Karl Ruben

Personal information
- Born: 4 August 1903 Copenhagen, Denmark
- Died: 28 October 1938 (aged 35) Hareskov, Denmark

Chess career
- Country: Denmark
- Title: Chess master
- FIDE rating: 2536 (August 1930)
- Peak rating: 2536 (August 1930)
- Peak ranking: No. 45 (1930)

Medal record
Men's Chess Olympiad
| Silver medal – second place | 1927 London | Team |

= Karl Ruben =

Danish chess player (1903–1938)

Karl Ruben (4 August 1903 – 28 October 1938) was a Danish chess master.

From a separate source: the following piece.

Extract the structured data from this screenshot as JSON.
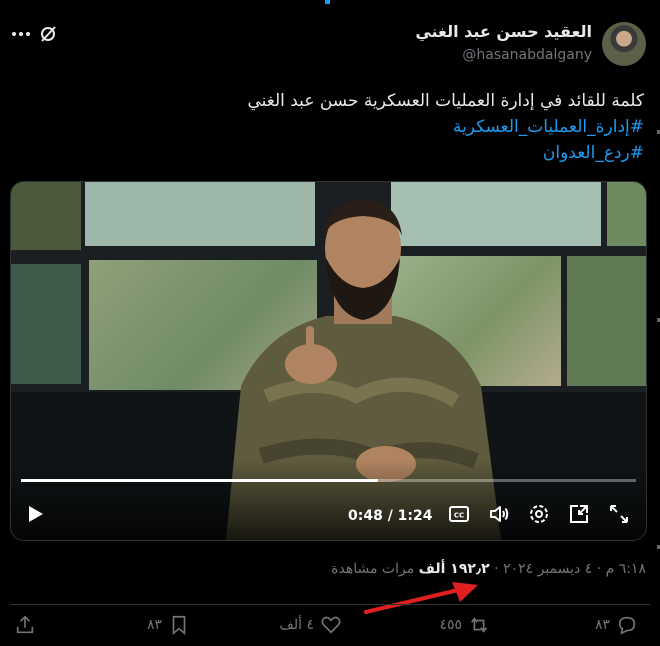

He won a match against Johannes Pedersen (1.5–0.5) at Aalborg 1927, tied for 2nd-3rd in Danish Championship at Vordingborg 1927 (Erik Andersen won), shared 2nd at Copenhagen 1927 (Politiken, Géza Maróczy won),
tied for 5-6th at Copenhagen 1928 (Aron Nimzowitsch won), tied for 7-9th at Svendborg 1930 (DEN-ch, Andersen won), and won a simultan game against Alexander Alekhine at Copenhagen 1930.

Ruben played four times for Denmark in Chess Olympiads in 1927, 1928, 1930, 1931, and won team silver medal at London 1927.